# Math Help - g'(x) = 0

1. ## g'(x) = 0

$f(x,y)=4x^3-xy^2$ and $x^2+y^2 \leq 9$ and $x \geq 0$.

I find x=√(3/15) but the book says x=√0.6 How is that? See my calculations here: 2012-09-12 11.15.02.jpg

PS. This is after looking at ∂f/∂x=∂f/∂y=0 which leads to the point (0,0).

2. ## Re: g'(x) = 0

What was the question?

3. ## Re: g'(x) = 0

You made a substitution mistake. Substituted $y^2 = 3-x^2$ instead of $y^2 = 9-x^2$ . See below for solution.
Spoiler:
$g(x) = x(4x^2 - (9-x^2)) = 5x^3 - 9x \implies g'(x) = 15x^2 - 9 = 0$ $\implies x= \pm\sqrt{\frac{3}{5}}$ as we have $x \ge 0, so \hspace{3mm} x = \sqrt{\frac{3}{5}} = \sqrt{0.6}$

4. ## Re: g'(x) = 0

Originally Posted by jacob93
$f(x,y)=4x^3-xy^2$ and $x^2+y^2 \leq 9$ and $x \geq 0$.

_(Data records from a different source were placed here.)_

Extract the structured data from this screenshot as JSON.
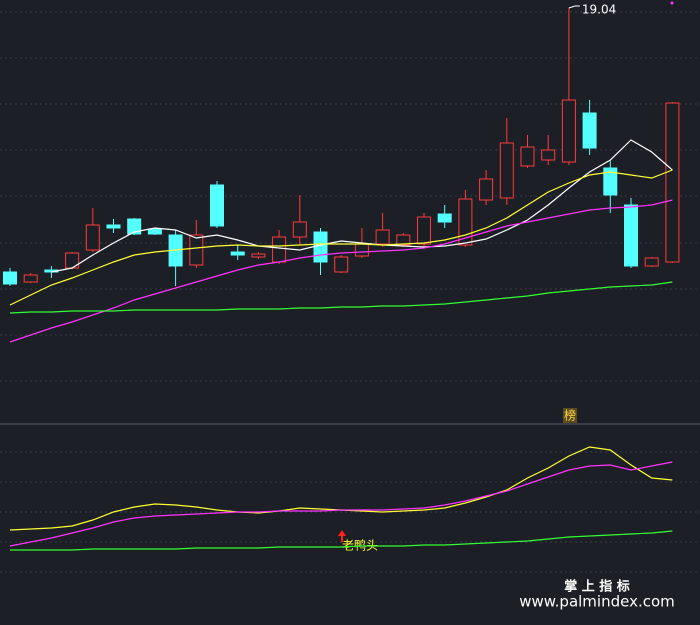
{
  "chart_data": [
    {
      "type": "candlestick",
      "ylim": [
        10.8,
        19.2
      ],
      "up_color": "#ff3b3b",
      "down_color": "#54ffff",
      "candles": {
        "open": [
          13.76,
          13.56,
          13.8,
          13.84,
          14.2,
          14.7,
          14.82,
          14.62,
          14.5,
          13.9,
          15.5,
          14.16,
          14.06,
          13.96,
          14.46,
          14.56,
          13.76,
          14.08,
          14.32,
          14.3,
          14.32,
          14.92,
          14.3,
          15.2,
          15.24,
          15.88,
          16.0,
          15.96,
          16.94,
          15.84,
          15.1,
          13.88,
          13.96
        ],
        "high": [
          13.84,
          13.74,
          13.88,
          14.16,
          15.04,
          14.82,
          14.84,
          14.64,
          14.6,
          14.8,
          15.58,
          14.3,
          14.16,
          14.6,
          15.3,
          14.64,
          14.1,
          14.64,
          14.94,
          14.54,
          14.94,
          15.1,
          15.4,
          15.8,
          16.84,
          16.5,
          16.5,
          19.04,
          17.2,
          16.0,
          15.24,
          14.06,
          17.16
        ],
        "low": [
          13.48,
          13.54,
          13.64,
          13.82,
          14.16,
          14.54,
          14.5,
          14.5,
          13.48,
          13.84,
          14.64,
          14.0,
          14.02,
          13.92,
          14.3,
          13.7,
          13.74,
          14.04,
          14.26,
          14.26,
          14.24,
          14.64,
          14.26,
          15.1,
          15.1,
          15.84,
          15.9,
          15.9,
          16.1,
          14.94,
          13.84,
          13.86,
          13.94
        ],
        "close": [
          13.52,
          13.7,
          13.76,
          14.14,
          14.7,
          14.64,
          14.52,
          14.52,
          13.88,
          14.5,
          14.68,
          14.1,
          14.12,
          14.46,
          14.76,
          13.96,
          14.06,
          14.32,
          14.6,
          14.5,
          14.86,
          14.76,
          15.22,
          15.62,
          16.34,
          16.26,
          16.2,
          17.2,
          16.24,
          15.3,
          13.88,
          14.04,
          17.14
        ],
        "high_labels": [
          null,
          null,
          null,
          null,
          null,
          null,
          null,
          null,
          null,
          null,
          null,
          null,
          null,
          null,
          null,
          null,
          null,
          null,
          null,
          null,
          null,
          null,
          null,
          null,
          null,
          null,
          null,
          "19.04",
          null,
          null,
          null,
          null,
          null
        ]
      },
      "series": [
        {
          "color": "#ffffff",
          "values": [
            null,
            null,
            13.76,
            13.84,
            14.1,
            14.34,
            14.56,
            14.64,
            14.6,
            14.44,
            14.5,
            14.4,
            14.28,
            14.24,
            14.2,
            14.3,
            14.38,
            14.34,
            14.3,
            14.28,
            14.26,
            14.28,
            14.34,
            14.42,
            14.6,
            14.8,
            15.1,
            15.44,
            15.76,
            16.0,
            16.4,
            16.16,
            15.8
          ]
        },
        {
          "color": "#ffff33",
          "values": [
            13.1,
            13.3,
            13.5,
            13.64,
            13.8,
            13.96,
            14.1,
            14.16,
            14.2,
            14.24,
            14.28,
            14.3,
            14.28,
            14.28,
            14.3,
            14.32,
            14.32,
            14.32,
            14.3,
            14.32,
            14.34,
            14.4,
            14.5,
            14.64,
            14.84,
            15.1,
            15.36,
            15.54,
            15.7,
            15.76,
            15.7,
            15.64,
            15.8
          ]
        },
        {
          "color": "#ff33ff",
          "values": [
            12.36,
            12.5,
            12.64,
            12.76,
            12.9,
            13.04,
            13.2,
            13.32,
            13.44,
            13.56,
            13.68,
            13.8,
            13.9,
            13.96,
            14.04,
            14.1,
            14.14,
            14.16,
            14.18,
            14.2,
            14.24,
            14.32,
            14.44,
            14.56,
            14.68,
            14.76,
            14.84,
            14.92,
            15.0,
            15.04,
            15.06,
            15.1,
            15.2
          ]
        },
        {
          "color": "#33ff33",
          "values": [
            12.94,
            12.96,
            12.96,
            12.98,
            12.98,
            12.98,
            13.0,
            13.0,
            13.0,
            13.0,
            13.0,
            13.02,
            13.02,
            13.02,
            13.04,
            13.04,
            13.06,
            13.06,
            13.08,
            13.08,
            13.1,
            13.12,
            13.16,
            13.2,
            13.24,
            13.28,
            13.34,
            13.38,
            13.42,
            13.46,
            13.48,
            13.5,
            13.56
          ]
        }
      ],
      "signal_label": "榜"
    },
    {
      "type": "line",
      "ylim": [
        0,
        100
      ],
      "annotation": "老鸭头",
      "series": [
        {
          "color": "#ffff33",
          "values": [
            45,
            45.5,
            46,
            47,
            50,
            54,
            56.5,
            58,
            57.5,
            56.5,
            55,
            54,
            53.5,
            54.5,
            56,
            55.5,
            55,
            54.5,
            54,
            54.5,
            55,
            56,
            58.5,
            61.5,
            65,
            71,
            76,
            82,
            86.5,
            85,
            77.5,
            71,
            70
          ]
        },
        {
          "color": "#ff33ff",
          "values": [
            37,
            39,
            41,
            43.5,
            46,
            49,
            51,
            52,
            52.5,
            53,
            53.5,
            54,
            54,
            54.5,
            54.5,
            54.5,
            55,
            55,
            55,
            55.5,
            56,
            57.5,
            59.5,
            62,
            64.5,
            68,
            71.5,
            75,
            77,
            77.5,
            75,
            77,
            79
          ]
        },
        {
          "color": "#33ff33",
          "values": [
            35,
            35,
            35,
            35,
            35.5,
            35.5,
            35.5,
            35.5,
            35.5,
            36,
            36,
            36,
            36,
            36.5,
            36.5,
            36.5,
            36.5,
            37,
            37,
            37,
            37.5,
            37.5,
            38,
            38.5,
            39,
            39.5,
            40.5,
            41.5,
            42,
            42.5,
            43,
            43.5,
            44.5
          ]
        }
      ]
    }
  ],
  "watermark": {
    "brand": "掌 上 指 标",
    "url": "www.palmindex.com"
  }
}
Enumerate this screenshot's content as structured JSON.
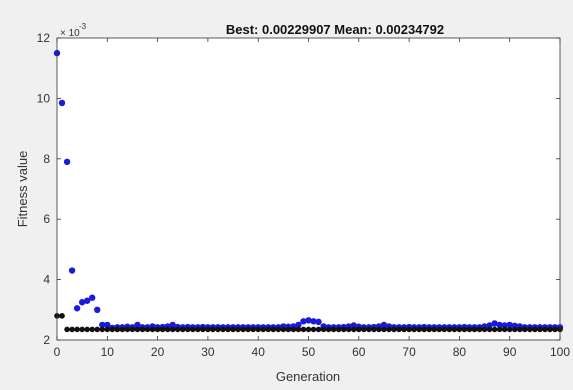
{
  "chart_data": {
    "type": "scatter",
    "title": "Best: 0.00229907 Mean: 0.00234792",
    "xlabel": "Generation",
    "ylabel": "Fitness value",
    "y_multiplier_label": "× 10",
    "y_multiplier_exponent": "-3",
    "xlim": [
      0,
      100
    ],
    "ylim": [
      2,
      12
    ],
    "x_ticks": [
      0,
      10,
      20,
      30,
      40,
      50,
      60,
      70,
      80,
      90,
      100
    ],
    "x_tick_labels": [
      "0",
      "10",
      "20",
      "30",
      "40",
      "50",
      "60",
      "70",
      "80",
      "90",
      "100"
    ],
    "y_ticks": [
      2,
      4,
      6,
      8,
      10,
      12
    ],
    "y_tick_labels": [
      "2",
      "4",
      "6",
      "8",
      "10",
      "12"
    ],
    "grid": false,
    "colors": {
      "mean": "#1a1adc",
      "best": "#111111",
      "axes_background": "#ffffff",
      "figure_background": "#f0f0f0"
    },
    "series": [
      {
        "key": "mean",
        "values_note": "blue markers (mean fitness per generation), y in units of 10^-3",
        "x": [
          0,
          1,
          2,
          3,
          4,
          5,
          6,
          7,
          8,
          9,
          10,
          11,
          12,
          13,
          14,
          15,
          16,
          17,
          18,
          19,
          20,
          21,
          22,
          23,
          24,
          25,
          26,
          27,
          28,
          29,
          30,
          31,
          32,
          33,
          34,
          35,
          36,
          37,
          38,
          39,
          40,
          41,
          42,
          43,
          44,
          45,
          46,
          47,
          48,
          49,
          50,
          51,
          52,
          53,
          54,
          55,
          56,
          57,
          58,
          59,
          60,
          61,
          62,
          63,
          64,
          65,
          66,
          67,
          68,
          69,
          70,
          71,
          72,
          73,
          74,
          75,
          76,
          77,
          78,
          79,
          80,
          81,
          82,
          83,
          84,
          85,
          86,
          87,
          88,
          89,
          90,
          91,
          92,
          93,
          94,
          95,
          96,
          97,
          98,
          99,
          100
        ],
        "y": [
          11.5,
          9.85,
          7.9,
          4.3,
          3.05,
          3.25,
          3.3,
          3.4,
          3.0,
          2.5,
          2.5,
          2.4,
          2.42,
          2.42,
          2.44,
          2.42,
          2.5,
          2.42,
          2.42,
          2.45,
          2.42,
          2.43,
          2.45,
          2.5,
          2.43,
          2.42,
          2.43,
          2.42,
          2.42,
          2.43,
          2.42,
          2.42,
          2.42,
          2.42,
          2.42,
          2.42,
          2.42,
          2.42,
          2.42,
          2.42,
          2.42,
          2.42,
          2.42,
          2.42,
          2.42,
          2.45,
          2.44,
          2.45,
          2.5,
          2.62,
          2.65,
          2.62,
          2.6,
          2.45,
          2.42,
          2.42,
          2.42,
          2.43,
          2.45,
          2.48,
          2.44,
          2.42,
          2.42,
          2.43,
          2.45,
          2.5,
          2.45,
          2.42,
          2.42,
          2.42,
          2.43,
          2.42,
          2.42,
          2.43,
          2.42,
          2.42,
          2.42,
          2.42,
          2.42,
          2.42,
          2.42,
          2.43,
          2.42,
          2.42,
          2.42,
          2.45,
          2.48,
          2.55,
          2.5,
          2.48,
          2.5,
          2.47,
          2.45,
          2.42,
          2.42,
          2.42,
          2.42,
          2.42,
          2.42,
          2.42,
          2.42
        ]
      },
      {
        "key": "best",
        "values_note": "black markers (best fitness per generation), y in units of 10^-3",
        "x": [
          0,
          1,
          2,
          3,
          4,
          5,
          6,
          7,
          8,
          9,
          10,
          11,
          12,
          13,
          14,
          15,
          16,
          17,
          18,
          19,
          20,
          21,
          22,
          23,
          24,
          25,
          26,
          27,
          28,
          29,
          30,
          31,
          32,
          33,
          34,
          35,
          36,
          37,
          38,
          39,
          40,
          41,
          42,
          43,
          44,
          45,
          46,
          47,
          48,
          49,
          50,
          51,
          52,
          53,
          54,
          55,
          56,
          57,
          58,
          59,
          60,
          61,
          62,
          63,
          64,
          65,
          66,
          67,
          68,
          69,
          70,
          71,
          72,
          73,
          74,
          75,
          76,
          77,
          78,
          79,
          80,
          81,
          82,
          83,
          84,
          85,
          86,
          87,
          88,
          89,
          90,
          91,
          92,
          93,
          94,
          95,
          96,
          97,
          98,
          99,
          100
        ],
        "y": [
          2.8,
          2.8,
          2.35,
          2.35,
          2.35,
          2.35,
          2.35,
          2.35,
          2.35,
          2.35,
          2.35,
          2.35,
          2.35,
          2.35,
          2.35,
          2.35,
          2.35,
          2.35,
          2.35,
          2.35,
          2.35,
          2.35,
          2.35,
          2.35,
          2.35,
          2.35,
          2.35,
          2.35,
          2.35,
          2.35,
          2.35,
          2.35,
          2.35,
          2.35,
          2.35,
          2.35,
          2.35,
          2.35,
          2.35,
          2.35,
          2.35,
          2.35,
          2.35,
          2.35,
          2.35,
          2.35,
          2.35,
          2.35,
          2.35,
          2.35,
          2.35,
          2.35,
          2.35,
          2.35,
          2.35,
          2.35,
          2.35,
          2.35,
          2.35,
          2.35,
          2.35,
          2.35,
          2.35,
          2.35,
          2.35,
          2.35,
          2.35,
          2.35,
          2.35,
          2.35,
          2.35,
          2.35,
          2.35,
          2.35,
          2.35,
          2.35,
          2.35,
          2.35,
          2.35,
          2.35,
          2.35,
          2.35,
          2.35,
          2.35,
          2.35,
          2.35,
          2.35,
          2.35,
          2.35,
          2.35,
          2.35,
          2.35,
          2.35,
          2.35,
          2.35,
          2.35,
          2.35,
          2.35,
          2.35,
          2.35,
          2.35
        ]
      }
    ]
  }
}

I find x=√(3/15) but the book says x=√0.6 How is that? See my calculations here: 2012-09-12 11.15.02.jpg

PS. This is after looking at ∂f/∂x=∂f/∂y=0 which leads to the point (0,0).
Your title says "g'(x)= 0" but there is no "g" in your problem. In fact, there is no function of x only, no matter what you call it! Please tell us what the problem really says. I suspect that you are looking for maximum and minimum values of f inside and on the circle of radius 3. You are right that the only point inside the circle, for which the partial derivatives are 0. ON the circle (and (0, 0) is not even on the circle), the simplest thing is to use a parameter: let $x= 3 cos(\theta)$, $y= 3 sin(\theta)$. Then $f(x, y)= f(3cos(\theta), 3sin(\theta))= 4r^3cos^3(\theta)- r^3cos(\theta)sin^2(\theta)$. Differentiate that, with respect to $\theta$ and set that equal to 0.